Operational manuals, worked case studies, and per-stage documentation are in the repository. The Python requirement is 3.11 or 3.13; 3.12 is currently unsupported because of an upstream dependency issue.

Honest scope

Metis is research-grade software, not industrial-grade triage infrastructure. The components are individually robust and have been used in anger across several of the disclosures listed in the practice’s Publications section. The pipeline is not packaged as a turnkey tool that a non-author can drop onto an unfamiliar binary and trust the output of without judgement.

The release is published openly because the underlying methodology — stage cheap techniques in front of expensive ones, validate symbolic claims on real binaries — is worth being part of the public conversation about how small labs can credibly contribute to binary security research. The exact code is secondary to the layout.

Engagement

Patches and issues are welcome through the GitHub project. Methodology discussion is welcome by written email to the practice. Commercial support is not offered.

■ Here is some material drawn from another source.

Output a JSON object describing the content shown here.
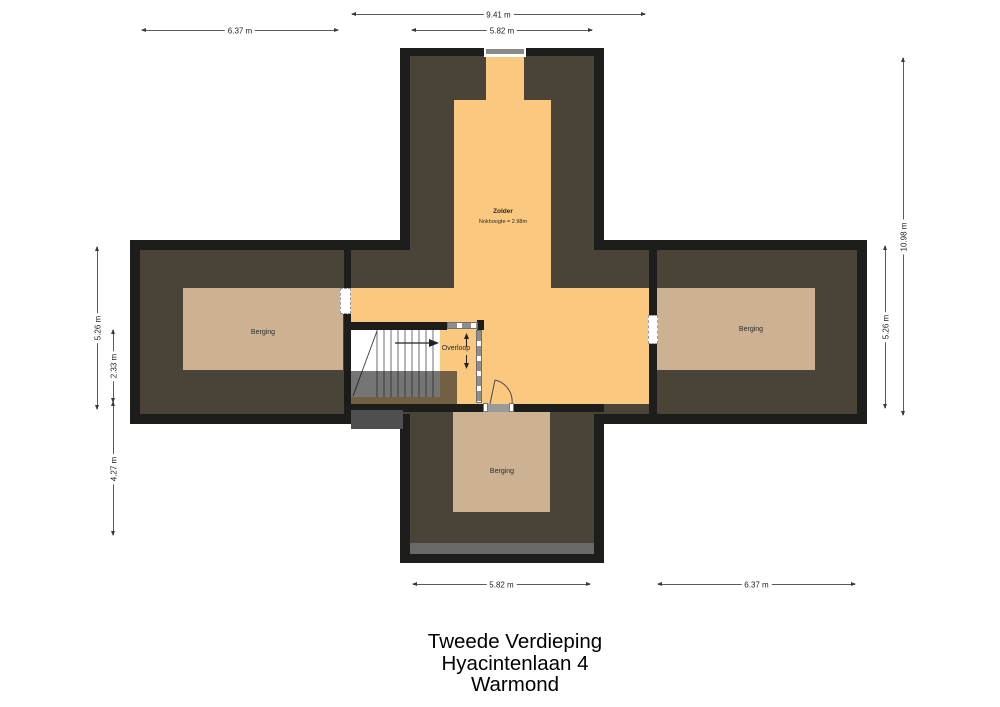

Repository & documentation

Source: github.com/jetnoir/metis

The repository ships operational manuals, per-stage references, worked case studies, and third-party notices. Licence is MIT-style; the exact text is in the repository.

Dependencies and credit

Metis sits on top of angr and Z3; the spectral and dataflow stages use NumPy and SciPy; the validation stage uses LLDB and DTrace where available. All of these are the work of their respective authors, used under their own licences. Their inclusion as dependencies should not be read as endorsement of Metis by their maintainers.

Legal note

Metis is published under an MIT-style licence. No warranty is given as to fitness for any particular purpose. Users are responsible for ensuring that their use of the tool complies with applicable law, including the Computer Misuse Act 1990 (England and Wales) and equivalent legislation in their own jurisdiction. The tool is intended for use against systems the user owns or has explicit written authorisation to test.